Кажется, я что-то помнила о скандале в семье Волков, когда младший сын наперекор родителям ушел на войну. Впрочем, таких младших сыновей Сиятельных властителей доменов было много. Славы много не приобретешь, находясь вечно на вторых ролях после отца и старшего брата. Большинство благородных поддерживали стремление своих детей, но только не Волки. Теперь понятно, почему у Ярослава такое низкое звание — его родители, в отличие от многих других, не купили строптивому сыночку достойный чин, и капитан выслужился сам.
— И тот проклятый тролль тоже увязался за нами, не сиделось ему на одном месте. Ему, знаешь, волкодлак чуть руку не отгрыз, думали — все, конец, я уж было могилу начала копать. Ничего, очухался, ничего его не берет, даже волкодлачий яд. За таким мужем как за каменной стеной, да. Даже захочешь избавиться — не получится.
Тиса рассмеялась.
— Хочу посмотреть на ваших детей. Вот уж чудовища мелкие будут!
Я ничего не ответила, аккуратно складывая выкрученное белье в стопку. Сушить его будем уже в фургоне, надо будет попросить тролля, чтобы натянул веревки.
Я прошла в парную, на ходу снимая длинную сорочку. Как же приятно сейчас будет отодрать от себя всю грязь, которая накопилась за эти дни! Все-таки ощущение мытого тела — это почти блаженство.
— Что с тобой случилось? — Ко мне подошла обнаженная Тиса. Ее живот кольцом опоясывала татуировка, сделанная в виде зеленой змеи. Говорят, такие рисунки, выполненные у компетентного мага, защищают от нежити.
— Ты про что? — У меня екнуло сердце. Произошло что-то, о чем я не знаю?
— Твоя спина. Там такой большой ожог!
— А-а-а. — У меня отлегло от сердца. — Это давняя история. Несчастный случай.
— Видно, жизнь богатой купеческой дочки не так уж и безоблачна? — Воительница окатила себя ледяной водой из бочки. — Брр!
— Да, — согласилась я. — Жить всегда трудно, кем бы ты ни был.
— Все зависит только от точки зрения, — пожала плечами Тиса. — Я своей жизнью вполне довольна.

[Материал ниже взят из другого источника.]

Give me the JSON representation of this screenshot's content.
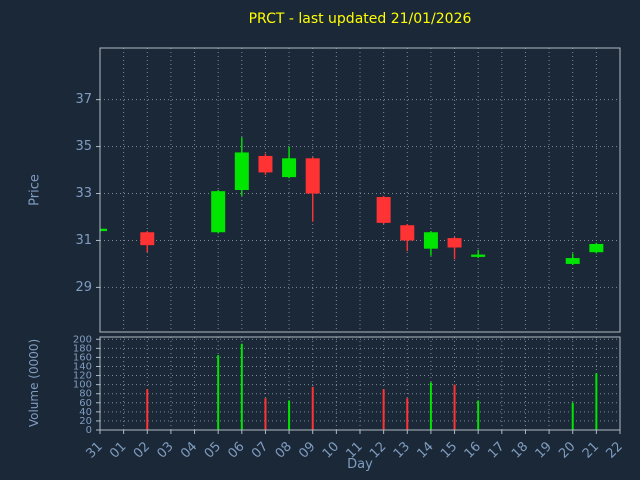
{
  "title": "PRCT - last updated 21/01/2026",
  "axes": {
    "price_label": "Price",
    "volume_label": "Volume (0000)",
    "x_label": "Day"
  },
  "colors": {
    "background": "#1b2838",
    "title": "#ffff00",
    "axis_text": "#7f9cbf",
    "frame": "#b0bac4",
    "grid": "#7e8b99",
    "up": "#00e600",
    "down": "#ff3333"
  },
  "chart_data": [
    {
      "type": "candlestick",
      "title": "PRCT - last updated 21/01/2026",
      "xlabel": "Day",
      "ylabel": "Price",
      "ylim": [
        27.1,
        39.2
      ],
      "yticks": [
        29,
        31,
        33,
        35,
        37
      ],
      "grid": true,
      "categories": [
        "31",
        "01",
        "02",
        "03",
        "04",
        "05",
        "06",
        "07",
        "08",
        "09",
        "10",
        "11",
        "12",
        "13",
        "14",
        "15",
        "16",
        "17",
        "18",
        "19",
        "20",
        "21",
        "22"
      ],
      "candles": [
        {
          "day": "31",
          "open": 31.4,
          "high": 31.5,
          "low": 31.35,
          "close": 31.5
        },
        {
          "day": "02",
          "open": 31.35,
          "high": 31.4,
          "low": 30.5,
          "close": 30.8
        },
        {
          "day": "05",
          "open": 31.35,
          "high": 33.15,
          "low": 31.3,
          "close": 33.1
        },
        {
          "day": "06",
          "open": 33.15,
          "high": 35.4,
          "low": 32.9,
          "close": 34.75
        },
        {
          "day": "07",
          "open": 34.6,
          "high": 34.7,
          "low": 33.8,
          "close": 33.9
        },
        {
          "day": "08",
          "open": 33.7,
          "high": 35.0,
          "low": 33.65,
          "close": 34.5
        },
        {
          "day": "09",
          "open": 34.5,
          "high": 34.55,
          "low": 31.8,
          "close": 33.0
        },
        {
          "day": "12",
          "open": 32.85,
          "high": 32.9,
          "low": 31.7,
          "close": 31.75
        },
        {
          "day": "13",
          "open": 31.65,
          "high": 31.7,
          "low": 30.55,
          "close": 31.0
        },
        {
          "day": "14",
          "open": 30.65,
          "high": 31.4,
          "low": 30.35,
          "close": 31.35
        },
        {
          "day": "15",
          "open": 31.1,
          "high": 31.15,
          "low": 30.2,
          "close": 30.7
        },
        {
          "day": "16",
          "open": 30.3,
          "high": 30.6,
          "low": 30.25,
          "close": 30.4
        },
        {
          "day": "20",
          "open": 30.0,
          "high": 30.45,
          "low": 29.95,
          "close": 30.25
        },
        {
          "day": "21",
          "open": 30.5,
          "high": 30.9,
          "low": 30.45,
          "close": 30.85
        }
      ]
    },
    {
      "type": "bar",
      "ylabel": "Volume (0000)",
      "ylim": [
        0,
        205
      ],
      "yticks": [
        0,
        20,
        40,
        60,
        80,
        100,
        120,
        140,
        160,
        180,
        200
      ],
      "grid": true,
      "bars": [
        {
          "day": "02",
          "value": 90,
          "dir": "down"
        },
        {
          "day": "05",
          "value": 165,
          "dir": "up"
        },
        {
          "day": "06",
          "value": 190,
          "dir": "up"
        },
        {
          "day": "07",
          "value": 70,
          "dir": "down"
        },
        {
          "day": "08",
          "value": 65,
          "dir": "up"
        },
        {
          "day": "09",
          "value": 95,
          "dir": "down"
        },
        {
          "day": "12",
          "value": 90,
          "dir": "down"
        },
        {
          "day": "13",
          "value": 70,
          "dir": "down"
        },
        {
          "day": "14",
          "value": 105,
          "dir": "up"
        },
        {
          "day": "15",
          "value": 100,
          "dir": "down"
        },
        {
          "day": "16",
          "value": 65,
          "dir": "up"
        },
        {
          "day": "20",
          "value": 60,
          "dir": "up"
        },
        {
          "day": "21",
          "value": 125,
          "dir": "up"
        }
      ]
    }
  ]
}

Для счастья мне не хватает только…
— Руки и сердца капитана? — Я прикусила язык, мысленно обругав себя. Ну зачем я лезу в то, что меня совершенно не касается? У нас не такие близкие отношения с девушкой, чтобы она откровенничала со мной. Мало ли как она воспримет мой вопрос! Только синяка под глазом мне не хватало!
Но Тиса, на удивление, простила мою нетактичность и даже ответила:
— Да. И можно даже без сердца. Я его так сильно люблю всю жизнь, что моей любви хватит на обоих.

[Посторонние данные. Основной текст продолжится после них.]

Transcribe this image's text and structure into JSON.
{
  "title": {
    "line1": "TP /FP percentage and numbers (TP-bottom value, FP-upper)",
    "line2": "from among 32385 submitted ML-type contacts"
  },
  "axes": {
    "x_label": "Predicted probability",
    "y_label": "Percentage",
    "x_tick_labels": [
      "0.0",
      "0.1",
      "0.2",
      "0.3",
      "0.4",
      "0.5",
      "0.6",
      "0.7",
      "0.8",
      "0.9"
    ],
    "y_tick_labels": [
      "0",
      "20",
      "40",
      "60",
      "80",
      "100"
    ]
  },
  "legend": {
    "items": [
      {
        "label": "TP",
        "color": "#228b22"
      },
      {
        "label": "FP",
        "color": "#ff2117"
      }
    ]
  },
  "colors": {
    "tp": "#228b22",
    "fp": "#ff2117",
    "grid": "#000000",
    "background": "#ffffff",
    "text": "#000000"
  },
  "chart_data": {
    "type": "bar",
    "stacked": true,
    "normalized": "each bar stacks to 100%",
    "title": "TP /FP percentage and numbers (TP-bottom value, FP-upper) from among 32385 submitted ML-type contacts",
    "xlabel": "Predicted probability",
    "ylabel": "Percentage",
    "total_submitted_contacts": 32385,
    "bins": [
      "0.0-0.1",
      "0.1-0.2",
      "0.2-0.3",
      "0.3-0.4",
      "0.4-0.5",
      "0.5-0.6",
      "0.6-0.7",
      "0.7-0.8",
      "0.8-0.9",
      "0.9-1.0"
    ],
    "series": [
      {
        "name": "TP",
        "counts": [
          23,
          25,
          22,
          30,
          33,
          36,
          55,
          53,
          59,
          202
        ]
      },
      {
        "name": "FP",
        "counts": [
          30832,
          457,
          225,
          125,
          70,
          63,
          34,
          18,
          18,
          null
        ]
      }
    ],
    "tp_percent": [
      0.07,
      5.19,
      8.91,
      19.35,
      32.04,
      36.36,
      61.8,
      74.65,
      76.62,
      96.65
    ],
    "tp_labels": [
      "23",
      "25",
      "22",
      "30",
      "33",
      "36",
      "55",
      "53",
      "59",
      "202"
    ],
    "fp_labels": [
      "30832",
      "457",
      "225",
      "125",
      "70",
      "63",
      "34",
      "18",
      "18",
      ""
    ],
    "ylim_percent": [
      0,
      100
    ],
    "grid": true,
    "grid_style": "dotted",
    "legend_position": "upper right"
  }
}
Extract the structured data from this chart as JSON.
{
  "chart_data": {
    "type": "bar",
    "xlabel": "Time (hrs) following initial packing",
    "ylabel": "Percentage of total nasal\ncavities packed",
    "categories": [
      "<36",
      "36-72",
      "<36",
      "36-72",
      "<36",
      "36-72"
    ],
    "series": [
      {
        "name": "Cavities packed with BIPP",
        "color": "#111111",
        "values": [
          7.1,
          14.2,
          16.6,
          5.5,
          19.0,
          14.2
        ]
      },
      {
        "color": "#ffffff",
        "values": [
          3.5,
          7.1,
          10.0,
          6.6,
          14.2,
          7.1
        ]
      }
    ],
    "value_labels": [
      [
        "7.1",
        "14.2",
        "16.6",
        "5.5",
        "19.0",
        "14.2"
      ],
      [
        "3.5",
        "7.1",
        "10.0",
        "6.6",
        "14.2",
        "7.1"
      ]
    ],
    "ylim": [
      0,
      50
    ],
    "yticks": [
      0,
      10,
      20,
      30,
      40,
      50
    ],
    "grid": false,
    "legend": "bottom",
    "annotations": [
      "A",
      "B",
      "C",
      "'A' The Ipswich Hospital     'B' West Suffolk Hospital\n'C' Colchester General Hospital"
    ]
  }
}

— Как можно жить с человеком, который тебя не любит? — удивилась я. — Одно дело, если родители заставляют создать семью из каких-то своих соображений, ради объединения земель или еще чего, а другое дело — самой об этом мечтать.
— Ты ничего не понимаешь. Любовь приходит и уходит. Главное — уважение. А меня Ярослав уважает.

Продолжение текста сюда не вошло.